É pois importante reflectir sobre os factores protectores proporcionados pela escola, de forma a delinear
uma intervenção preventiva e pró-activa que fortaleça a sua presença em contexto escolar.
A literatura sobre factores protectores revela que embora diferentes autores se refiram aos factores
protectores utilizando diferentes termos, todos eles se referem a três factores protectores que emergem
como centrais: o interesse, suporte ou apoio, as expectativas elevadas de que o jovem é alvo e as
oportunidades para participação efectiva que lhe são proporcionadas.
Passaremos agora a analisar cada um destes factores protectores em contexto escolar de modo a
compreendermos mais profundamente o seu significado e as mudanças e implicações necessárias se os
quisermos incrementar verdadeiramente.
A) Interesse e Apoio
Um dos principais factores protectores é o interesse e apoio que o jovem experiencia nos seus contextos
de vida. Manifestar interesse e apoio passa por estarmos disponíveis para ouvir sem julgar, reassegurar o
jovem, mostrar bondade, ajudar a gerir possíveis soluções para problemas pessoais ou académicos,
expressar alegria por termos estado na sua companhia, incrementar trabalho cooperativo e compreender
que por vezes a relação é a de um adulto que dá e de uma criança ou jovem que recebe. No entanto,
afigura-se também como parte fundamental deste interesse e apoio o exercício por parte do adulto de um
papel normativo junto do jovem que englobe supervisão, autoridade e disciplina. Investigações realizadas
mostram que para as crianças o modelo mais positivo fora da escola é um professor favorito que não se
constitui apenas como um "instrutor", mas também como um modelo de identificação e alguém em que
elas confiam (Garmezy e Rutter, 1983;Werner e Smith, 1982; Zimmerman e Arunkumar, 1994).

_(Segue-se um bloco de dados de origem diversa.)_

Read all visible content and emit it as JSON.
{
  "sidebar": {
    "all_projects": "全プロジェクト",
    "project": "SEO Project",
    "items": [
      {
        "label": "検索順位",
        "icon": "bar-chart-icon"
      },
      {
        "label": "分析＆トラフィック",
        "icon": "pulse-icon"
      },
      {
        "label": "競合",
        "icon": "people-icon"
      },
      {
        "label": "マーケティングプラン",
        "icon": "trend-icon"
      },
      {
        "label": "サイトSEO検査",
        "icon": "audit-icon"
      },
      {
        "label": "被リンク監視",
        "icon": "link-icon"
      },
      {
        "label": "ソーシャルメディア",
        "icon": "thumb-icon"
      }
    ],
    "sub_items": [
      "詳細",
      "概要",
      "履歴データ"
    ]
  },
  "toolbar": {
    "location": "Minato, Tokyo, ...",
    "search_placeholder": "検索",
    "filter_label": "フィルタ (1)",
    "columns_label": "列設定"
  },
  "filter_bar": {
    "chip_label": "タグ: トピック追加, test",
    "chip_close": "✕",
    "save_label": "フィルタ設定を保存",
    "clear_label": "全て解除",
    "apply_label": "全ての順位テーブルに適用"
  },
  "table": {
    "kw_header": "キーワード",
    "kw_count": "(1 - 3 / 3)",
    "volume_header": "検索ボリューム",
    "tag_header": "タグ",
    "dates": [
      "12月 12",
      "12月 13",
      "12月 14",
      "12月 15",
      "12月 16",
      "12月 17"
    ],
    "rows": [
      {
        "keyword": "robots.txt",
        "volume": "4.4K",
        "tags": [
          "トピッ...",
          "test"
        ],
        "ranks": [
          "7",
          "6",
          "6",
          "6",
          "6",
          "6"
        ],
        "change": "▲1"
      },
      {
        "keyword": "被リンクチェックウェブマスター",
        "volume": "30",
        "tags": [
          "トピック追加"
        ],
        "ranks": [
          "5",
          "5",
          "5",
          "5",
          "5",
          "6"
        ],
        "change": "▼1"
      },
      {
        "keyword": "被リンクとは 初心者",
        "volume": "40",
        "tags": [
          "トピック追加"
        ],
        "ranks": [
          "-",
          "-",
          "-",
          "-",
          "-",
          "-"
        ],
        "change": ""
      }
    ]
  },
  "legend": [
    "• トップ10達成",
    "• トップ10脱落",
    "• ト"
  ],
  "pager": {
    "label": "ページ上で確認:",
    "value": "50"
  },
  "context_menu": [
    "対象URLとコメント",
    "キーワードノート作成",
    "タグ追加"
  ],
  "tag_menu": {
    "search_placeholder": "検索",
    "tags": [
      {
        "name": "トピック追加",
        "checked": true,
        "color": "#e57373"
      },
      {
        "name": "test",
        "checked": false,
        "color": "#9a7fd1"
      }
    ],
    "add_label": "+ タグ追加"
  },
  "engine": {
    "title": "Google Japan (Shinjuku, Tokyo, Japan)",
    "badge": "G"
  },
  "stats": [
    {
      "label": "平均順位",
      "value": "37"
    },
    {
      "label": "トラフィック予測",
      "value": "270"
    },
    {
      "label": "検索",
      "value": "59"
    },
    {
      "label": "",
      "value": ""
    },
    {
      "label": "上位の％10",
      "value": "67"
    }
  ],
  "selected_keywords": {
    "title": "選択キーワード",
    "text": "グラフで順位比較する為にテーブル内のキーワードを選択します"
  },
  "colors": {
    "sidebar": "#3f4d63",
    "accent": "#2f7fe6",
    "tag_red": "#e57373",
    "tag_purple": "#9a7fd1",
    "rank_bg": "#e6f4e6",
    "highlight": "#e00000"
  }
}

Que condições pode a instituição escolar criar para aumentar a probabilidade dos jovens experienciarem
este interesse e apoio? Para respondermos a esta questão convém lembrar-nos que todos os elementos
presentes na escola, i.e., auxiliares de educação e restante pessoal, professores, direcção e pares, fazem
parte da rede relacional do jovem.
Até à data tem sido frequente o esquecimento do papel relevante que o pessoal não docente desempenha
ou pode desempenhar em termos relacionais. De facto, este pessoal encontra-se em momentos e
espaços-chave da vida dos jovens na escola, ou seja, antes das aulas começarem ou nos intervalos, no
final das aulas e enquanto os jovens não apanham o transporte para casa. O interesse e apoio aos jovens
pode ser em parte proporcionado pela existência de pessoal auxiliar de educação próximo, estimulante e
que se constitua como modelo de referência positivo. A este respeito interrogamo-nos sobre se a escola já
incorporou efectivamente uma visão deste tipo de agentes enquanto auxiliares de acções educativas e
desenvolvimentais e também sobre que acções nas nossas escolas são deliberadamente realizadas
neste sentido.
Já no que concerne aos professores é unanimemente aceite que a atenção personalizada e o interesse
pelos alunos é fulcral. A criação de um clima caloroso e apoiante na turma e na escola, em que se comunica
interesse, cuidado e atenção pelos estudantes actua como um factor protector que os ajuda a permanecer
na escola. Faltará ainda, talvez, não só uma maior consciência de que tal aspecto se constitui como um
factor protector crucial, mas também a pesquisa de formas e espaços de o garantir a todos os alunos.
A liderança da escola pode também concorrer para a promoção do interesse e apoio se as suas práticas
forem criativas, de suporte e de cooperação. Um clima de escola caloroso e compreensivo e um corpo de
professores que age em conjunto, quer no que concerne ao currículo quer acerca da forma dos estudantes
se comportarem, apresentam um forte impacto positivo não só no desenvolvimento dos jovens, mas
também na sua assiduidade e comportamento (Rutter, 1982).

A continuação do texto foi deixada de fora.